Not long after, when the family had moved into a smaller apartment on the outskirts of Sarasota, Fla., Long says he learned his father had succumbed to the same drug addiction that his mother had fallen prey to years before.
That was one of two turning points for Michael.
“I think that’s when I stopped believing in opportunity. I think that’s when I lost hope,” Long says.
Long says that’s when he stopped “playing by the rules,” and spent much of his youth moving in and out of juvenile detention centers and getting into fights. “When you don’t have hope, you’re willing to do just about anything,” Long says.
And that’s what he did.
In 2007, Long dropped out of high school as a sophomore. Although he returned a few months later, the time still had a significant impact, he says. He broke into people’s homes, stole their property and even began selling drugs.
The second turning point came when a group of men broke into the apartment Long says he paid for with drug money and severely beat him while he was at home with a broken ankle.
“One of them had a hammer and the rest had guns,” Long says. “The guns went straight to my head and the hammer went straight to my broken ankle.”
“That moment, as painful as it was, made me hopeful again. How strange is that?” Long added.
Lucky to be alive, Long says he decided to get his life back in order. He returned to school and brought his GPA up from a 0.6 to a 4.1 by the time he graduated.
While a student at the New College of Florida, Long served as student body president for two years and represented more than 300,000 students in the state while serving on the Florida Board of Governors, which directs the State University System.
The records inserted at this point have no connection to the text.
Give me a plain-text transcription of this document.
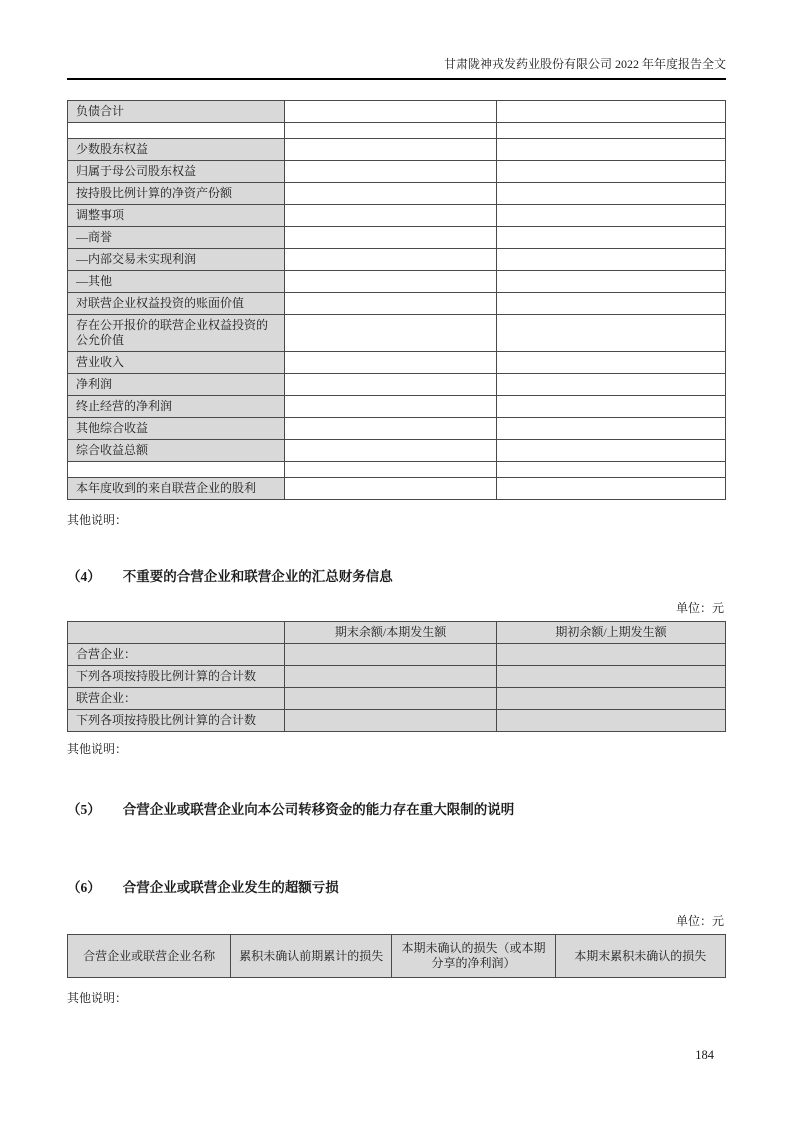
甘肃陇神戎发药业股份有限公司 2022 年年度报告全文
负债合计		

少数股东权益		
归属于母公司股东权益		
按持股比例计算的净资产份额		
调整事项		
—商誉		
—内部交易未实现利润		
—其他		
对联营企业权益投资的账面价值		
存在公开报价的联营企业权益投资的公允价值		
营业收入		
净利润		
终止经营的净利润		
其他综合收益		
综合收益总额		

本年度收到的来自联营企业的股利		
其他说明：
（4） 不重要的合营企业和联营企业的汇总财务信息
单位：元
	期末余额/本期发生额	期初余额/上期发生额
合营企业：		
下列各项按持股比例计算的合计数		
联营企业：		
下列各项按持股比例计算的合计数		
其他说明：
（5） 合营企业或联营企业向本公司转移资金的能力存在重大限制的说明
（6） 合营企业或联营企业发生的超额亏损
单位：元
合营企业或联营企业名称	累积未确认前期累计的损失	本期未确认的损失（或本期分享的净利润）	本期末累积未确认的损失
其他说明：
184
Soon to be a college graduate, Long says he plans to use the prestigious Truman Scholarship he won in April to attend graduate school in the future.
“I was lucky,” Long says. “I … did all kinds of crazy things I never, ever, ever thought that I would be doing. But it was because I had that second chance. It was because in that moment of really just pure despair, I found hope.”
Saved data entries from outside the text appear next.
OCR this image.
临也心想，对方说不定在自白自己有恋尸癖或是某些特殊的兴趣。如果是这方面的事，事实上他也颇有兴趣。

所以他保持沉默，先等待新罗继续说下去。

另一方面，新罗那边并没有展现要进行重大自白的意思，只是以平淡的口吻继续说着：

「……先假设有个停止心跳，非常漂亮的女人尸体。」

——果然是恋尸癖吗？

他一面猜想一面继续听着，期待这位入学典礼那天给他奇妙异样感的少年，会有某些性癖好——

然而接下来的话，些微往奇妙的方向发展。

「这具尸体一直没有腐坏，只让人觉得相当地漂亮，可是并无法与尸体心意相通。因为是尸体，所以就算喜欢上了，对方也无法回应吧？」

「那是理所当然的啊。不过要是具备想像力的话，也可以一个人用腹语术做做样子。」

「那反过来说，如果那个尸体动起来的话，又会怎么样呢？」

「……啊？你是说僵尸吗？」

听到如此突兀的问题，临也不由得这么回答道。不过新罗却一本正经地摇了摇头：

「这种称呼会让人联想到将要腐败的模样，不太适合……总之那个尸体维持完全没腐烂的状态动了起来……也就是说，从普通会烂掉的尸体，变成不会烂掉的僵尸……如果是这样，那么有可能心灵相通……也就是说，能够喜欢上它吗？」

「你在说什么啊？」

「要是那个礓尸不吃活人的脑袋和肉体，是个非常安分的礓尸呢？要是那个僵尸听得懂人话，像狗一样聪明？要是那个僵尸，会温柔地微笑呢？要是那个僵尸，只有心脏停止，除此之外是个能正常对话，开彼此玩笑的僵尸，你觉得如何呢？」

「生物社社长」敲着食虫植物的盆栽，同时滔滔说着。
The kinds of obstacles Long and his family faced – unemployment, crime rates, poverty and education – vary widely across the country.
In Sarasota, Fla., for example, where Long grew up, the unemployment rate decreased from nearly 10.7 percent in 2011 to 6.8 percent in 2013. But in that same time, the mean household income decreased by more than $2,000, the poverty rate increased by 1.2 percent, and the number of high school freshmen who graduate on time dropped by about 10 percent, to 70.7 percent.
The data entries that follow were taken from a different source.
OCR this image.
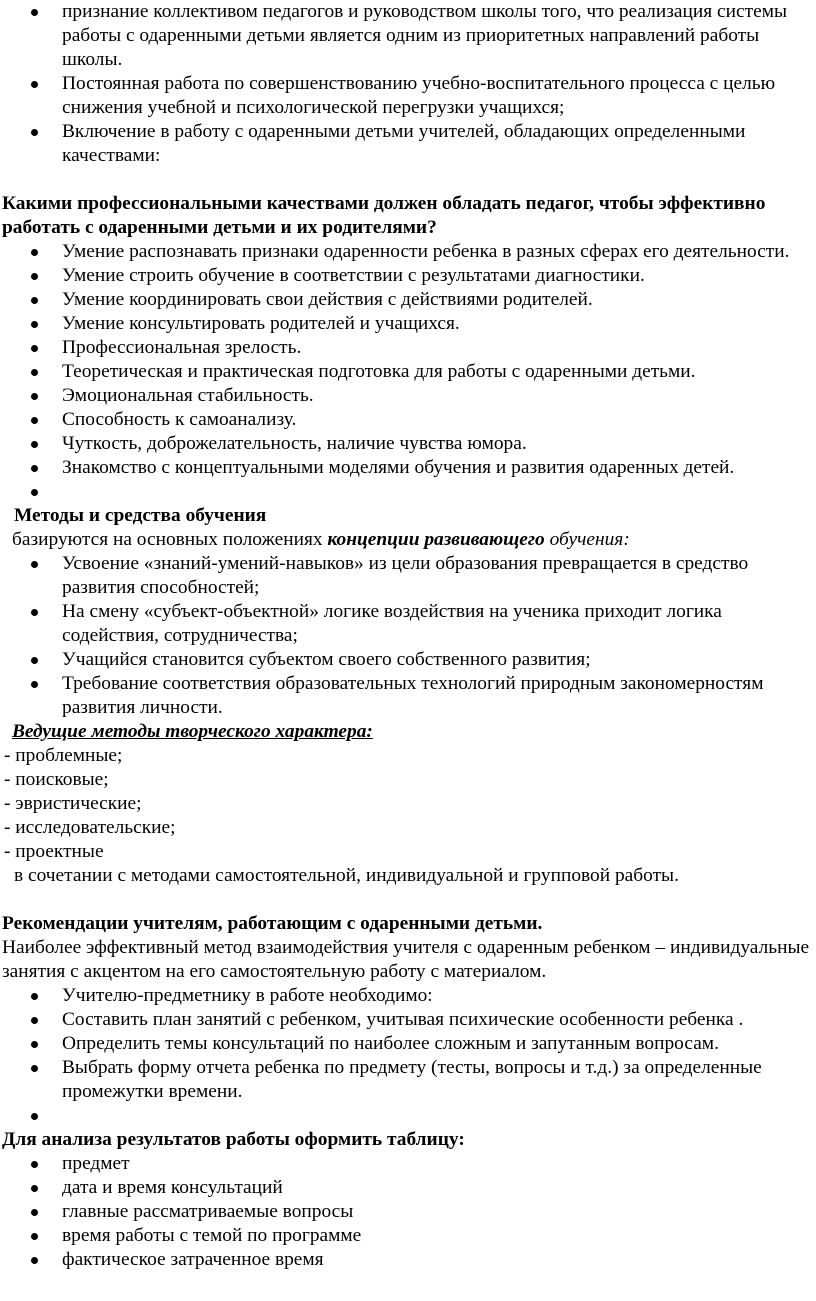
признание коллективом педагогов и руководством школы того, что реализация системы работы с одаренными детьми является одним из приоритетных направлений работы школы.
Постоянная работа по совершенствованию учебно-воспитательного процесса с целью снижения учебной и психологической перегрузки учащихся;
Включение в работу с одаренными детьми учителей, обладающих определенными качествами:
Какими профессиональными качествами должен обладать педагог, чтобы эффективно работать с одаренными детьми и их родителями?
Умение распознавать признаки одаренности ребенка в разных сферах его деятельности.
Умение строить обучение в соответствии с результатами диагностики.
Умение координировать свои действия с действиями родителей.
Умение консультировать родителей и учащихся.
Профессиональная зрелость.
Теоретическая и практическая подготовка для работы с одаренными детьми.
Эмоциональная стабильность.
Способность к самоанализу.
Чуткость, доброжелательность, наличие чувства юмора.
Знакомство с концептуальными моделями обучения и развития одаренных детей.
Методы и средства обучения
базируются на основных положениях концепции развивающего обучения:
Усвоение «знаний-умений-навыков» из цели образования превращается в средство развития способностей;
На смену «субъект-объектной» логике воздействия на ученика приходит логика содействия, сотрудничества;
Учащийся становится субъектом своего собственного развития;
Требование соответствия образовательных технологий природным закономерностям развития личности.
Ведущие методы творческого характера:
- проблемные;
- поисковые;
- эвристические;
- исследовательские;
- проектные
в сочетании с методами самостоятельной, индивидуальной и групповой работы.
Рекомендации учителям, работающим с одаренными детьми.
Наиболее эффективный метод взаимодействия учителя с одаренным ребенком – индивидуальные занятия с акцентом на его самостоятельную работу с материалом.
Учителю-предметнику в работе необходимо:
Составить план занятий с ребенком, учитывая психические особенности ребенка .
Определить темы консультаций по наиболее сложным и запутанным вопросам.
Выбрать форму отчета ребенка по предмету (тесты, вопросы и т.д.) за определенные промежутки времени.
Для анализа результатов работы оформить таблицу:
предмет
дата и время консультаций
главные рассматриваемые вопросы
время работы с темой по программе
фактическое затраченное время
Compare that to an area like Nelson, N.D., and you’ll see a much different picture. Although the unemployment rate in that county increased by 2 percent, to 5.9 percent in 2013, the mean household income increased by nearly $4,000; poverty dropped from almost 9 percent in 2011 to 0 percent in 2013; almost 90 percent of children ages 3 and 4 are enrolled in preschool; and about 91 percent of high school freshmen graduate in four years.
In Sarasota, nearly 15 percent of youth between the ages of 16 and 24 aren’t working, while in Nelson, only 5.5 percent fall into that category. Additionally, violent crime is nearly four times as frequent in Sarasota as it is in Nelson, according to the Opportunity Index.
“Youth disconnection is too big a problem for kids to solve alone,” said Sarah Burd-Sharps, co-director of Measure of America, a project that measures well-being and opportunity in the nation. “Talking about giving them a job or an internship is very important, but it’s very clear that they come from communities where there is disconnection on every level, where challenges are really great.”
Burd-Sharps said in a panel discussion Tuesday that many of the communities with high numbers of youth neither in school nor working were also disconnected a decade ago.
“We have to look at this issue in a bigger understanding,” Burd-Sharps said. “There are places that need more than just finding a match between a kid and a private sector opportunity.”